The corporations that ultimately would have replaced GM and the failed banks, in your hypothetical scenario, would have required many of the same ancillary goods and services.

[...]

-- "survival of the fittest" works in Nature but not on WallStreet/Main Street.

The tenets of capitalism and free markets facilitate fair, healthy, and vigorous competition. When a business model fails, capitalism provides the means for healthy companies to step in, provide supply to satisfy demand, and supplant failed corporations.

[...]

-- Injection of monies by the Fed into the system has now ,you must admit,stabilized the markets and for sure,the capital markets and the stock market.
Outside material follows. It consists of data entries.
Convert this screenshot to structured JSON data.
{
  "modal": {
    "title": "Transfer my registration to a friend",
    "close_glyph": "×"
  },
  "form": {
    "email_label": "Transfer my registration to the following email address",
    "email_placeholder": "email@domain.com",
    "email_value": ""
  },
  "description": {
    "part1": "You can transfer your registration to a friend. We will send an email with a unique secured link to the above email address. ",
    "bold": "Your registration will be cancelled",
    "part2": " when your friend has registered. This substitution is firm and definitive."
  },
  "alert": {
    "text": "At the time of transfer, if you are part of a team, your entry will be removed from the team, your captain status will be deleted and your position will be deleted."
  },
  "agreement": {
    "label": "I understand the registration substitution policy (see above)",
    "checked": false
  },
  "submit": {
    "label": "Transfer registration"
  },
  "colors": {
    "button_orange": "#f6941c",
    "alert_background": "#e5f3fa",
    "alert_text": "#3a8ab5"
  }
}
Artificially, by means of printing massive quantities of additional fiat currency, and to the detriment of capitalism and free market principles that reward superior business models, healthy balance sheets, the best executives, and innovative thinking.

Instead, the status quo and abject failure was rewarded.

[...]

-- Would you ever had believed that the stock market would be at these heights now?...and the stock market is a pretty good indicator of the economic health of the country at least 6 months into the future.

That was once a generally true statement at a time when capitalism and free markets were allowed to operate naturally under the principles of the efficient market theory.

Since TARP was forced on the United States, the equity markets, bond markets, and capital markets have been reduced to tightly-controlled vehicles that are subject to the secretive whims and policies of the U.S. central bank and the U.S. government that enables it.

Bottom line: Capitalism and free markets constitute the only legitimate and functional models in the world, when allowed to function naturally without undue interference.



To: puborectalis who wrote (36769)4/2/2011 11:08:57 AM
From: Giordano Bruno4 Recommendations  Read Replies (1) | Respond to of 71479
 
Categorized | Macro Economics
Jeremy Grantham 2011 Outlook

Grantham cautioned investors that “you are living on borrowed time as a bull; on our data, the market is worth about 910 on the S&P 500, substantially less than current levels, and most risky components are even more overpriced.”

It is a fake market - get over it.
Can you make money front running taxpayer injections to prop the market with funds via the FED?
Yes.
Do bubbles have a verifiable history of collapse?
Yes.
Even Henry Blodget could recognize a POS when he saw one.